Мне показалось, что она испытала облегчение. Теперь она, не колеблясь, должна была признать, что мое желание арендовать квартиру – это не трюк, с помощью которого я хочу ее охмурить. Ситуация, в которой я оказался и которую я описал, избегая громких слов, подвигнула ее не только принять меня в качестве квартиросъемщика, но и извиниться за то, что она не сделала этого раньше.

– Квартира еще не готова, там еще куча работы. И неизвестно, что со всем этим делать.

– Да ладно, – успокоил я ее. – Оставьте все как есть. Мне ведь немного и надо! – Поболтав с ней немного ни о чем, мы договорились, что встретимся на квартире во второй половине дня во вторник, когда ее офис не работает, что даст ей возможность оглядеться и понять, что именно надо убрать, а что можно оставить, и, разумеется, закончить переговоры о сдаче в аренду. Когда я положил трубку, думал я только об одном: она приведет с собой Лазара или будет одна?

В квартире она ждала меня одна. Стоя у входной двери, я слышал мягкие звуки классической музыки, смешанные с приятным журчанием воды. Я легко дважды постучал, не желая пользоваться звонком, который, как я запомнил после первого посещения, издавал непереносимый вой. Она открыла дверь с мрачным выражением лица, была она на высоких каблуках, в ярко-красном переднике, завязанным вокруг талии. Руки у нее были в масле.

– Вы усложняете мою жизнь, – пожаловалась она, слегка покраснев. – Вы только взгляните, что пришлось здесь для вас переделать.

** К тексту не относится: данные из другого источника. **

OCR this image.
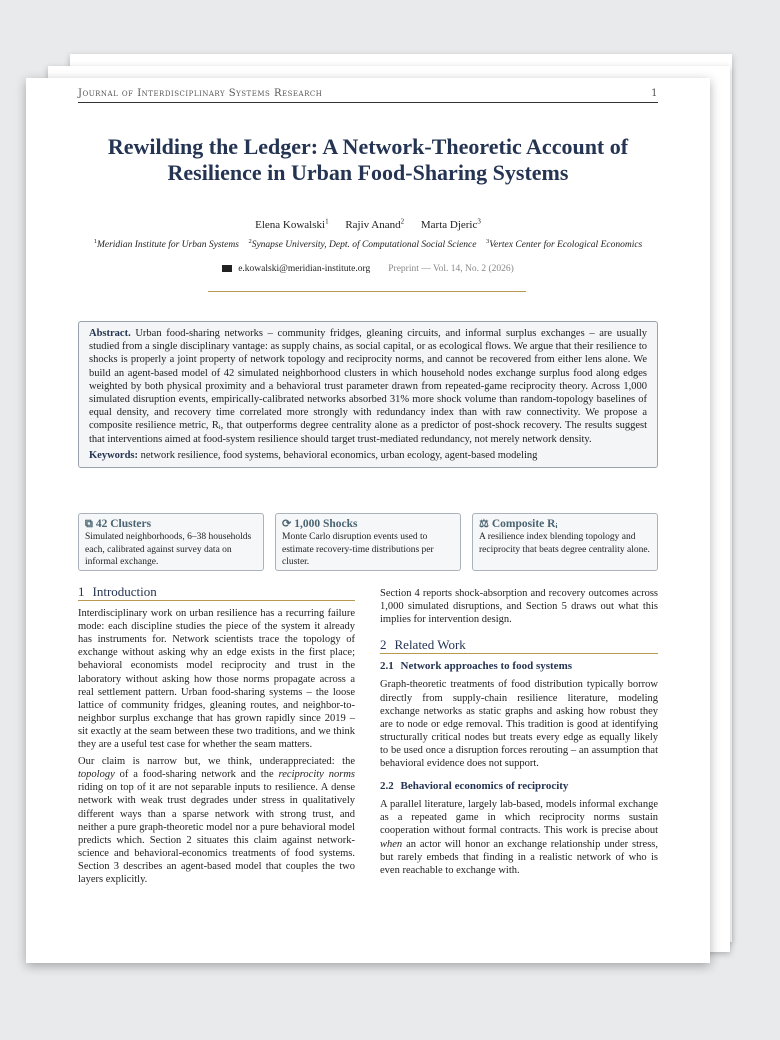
Journal of Interdisciplinary Systems Research	1
Rewilding the Ledger: A Network-Theoretic Account of Resilience in Urban Food-Sharing Systems
Elena Kowalski$^1$ Rajiv Anand$^2$ Marta Djeric$^3$
$^1$Meridian Institute for Urban Systems $^2$Synapse University, Dept. of Computational Social Science $^3$Vertex Center for Ecological Economics
e.kowalski@meridian-institute.org Preprint — Vol. 14, No. 2 (2026)
Abstract. Urban food-sharing networks – community fridges, gleaning circuits, and informal surplus exchanges – are usually studied from a single disciplinary vantage: as supply chains, as social capital, or as ecological flows. We argue that their resilience to shocks is properly a joint property of network topology and reciprocity norms, and cannot be recovered from either lens alone. We build an agent-based model of 42 simulated neighborhood clusters in which household nodes exchange surplus food along edges weighted by both physical proximity and a behavioral trust parameter drawn from repeated-game reciprocity theory. Across 1,000 simulated disruption events, empirically-calibrated networks absorbed 31% more shock volume than random-topology baselines of equal density, and recovery time correlated more strongly with redundancy index than with raw connectivity. We propose a composite resilience metric, Rᵢ, that outperforms degree centrality alone as a predictor of post-shock recovery. The results suggest that interventions aimed at food-system resilience should target trust-mediated redundancy, not merely network density.
Keywords: network resilience, food systems, behavioral economics, urban ecology, agent-based modeling
⧉ 42 Clusters
Simulated neighborhoods, 6–38 households each, calibrated against survey data on informal exchange.
⟳ 1,000 Shocks
Monte Carlo disruption events used to estimate recovery-time distributions per cluster.
⚖ Composite Rᵢ
A resilience index blending topology and reciprocity that beats degree centrality alone.
1 Introduction

Interdisciplinary work on urban resilience has a recurring failure mode: each discipline studies the piece of the system it already has instruments for. Network scientists trace the topology of exchange without asking why an edge exists in the first place; behavioral economists model reciprocity and trust in the laboratory without asking how those norms propagate across a real settlement pattern. Urban food-sharing systems – the loose lattice of community fridges, gleaning routes, and neighbor-to-neighbor surplus exchange that has grown rapidly since 2019 – sit exactly at the seam between these two traditions, and we think they are a useful test case for whether the seam matters.

Our claim is narrow but, we think, underappreciated: the topology of a food-sharing network and the reciprocity norms riding on top of it are not separable inputs to resilience. A dense network with weak trust degrades under stress in qualitatively different ways than a sparse network with strong trust, and neither a pure graph-theoretic model nor a pure behavioral model predicts which. Section 2 situates this claim against network-science and behavioral-economics treatments of food systems. Section 3 describes an agent-based model that couples the two layers explicitly.

Section 4 reports shock-absorption and recovery outcomes across 1,000 simulated disruptions, and Section 5 draws out what this implies for intervention design.

2 Related Work
2.1 Network approaches to food systems

Graph-theoretic treatments of food distribution typically borrow directly from supply-chain resilience literature, modeling exchange networks as static graphs and asking how robust they are to node or edge removal. This tradition is good at identifying structurally critical nodes but treats every edge as equally likely to be used once a disruption forces rerouting – an assumption that behavioral evidence does not support.

2.2 Behavioral economics of reciprocity

A parallel literature, largely lab-based, models informal exchange as a repeated game in which reciprocity norms sustain cooperation without formal contracts. This work is precise about when an actor will honor an exchange relationship under stress, but rarely embeds that finding in a realistic network of who is even reachable to exchange with.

Ее неприязненный, едва ли не агрессивный тон удивил меня, к этому я не был готов. Как и к отсутствию в ее глазах даже намека на улыбку – взгляд ее за стеклами очков был тверд и непривычно серьезен.

– А что здесь надо делать-то? – запинаясь, начал я, пытаясь защититься от обвинений и осторожно переступая порог квартиры, в которой я тут же ощутил произошедшие перемены, пусть даже до того я побывал в ней лишь однажды в течение немногих часов. Квартира была чиста и уютна, но что-то, по сравнению с тем, когда я осматривал старую даму, что-то исчезло. Может быть, этому способствовало исчезновение расшитых салфеток, лежавших тогда на маленьких столиках возле дивана, равно как и отсутствие хрустальных и серебряных кубков, стоявших за стеклом буфета из темного дерева, а может быть, из-за семейных портретов, которые были сняты со стен. Шторы были раздвинуты, и вид из окон позволял разглядеть бесчисленные крыши и даже полоску моря. Тем не менее, находясь в квартире, трудно было даже догадаться о близости пляжа, места, где я был так счастлив в тот вечер.

И все же я быстро забыл о своем разочаровании, когда заметил, как лучи заходящего солнца преобразили все вокруг, осыпав золотой пудрой все предметы, стены и пол. На стойке белого мрамора в кухне выстроился ряд изящных кастрюль с длинными ручками, они были накрыты крышками и сияли чистотой. Мысль о том, что она так начистила их для меня, а не для того, чтобы убрать их на хранение подальше, глубоко тронула меня. Какая-то смущающая тишина стояла вокруг. Я изо всех сил старался не глядеть на ее стройные ноги в плотно облегающих, золотистого цвета шелковых чулках. Мне показалось, что я ее чем-то раздражаю, быть может, тем, что ей пришлось ради меня заниматься всеми этими кастрюлями. Может быть, это ее оскорбляло?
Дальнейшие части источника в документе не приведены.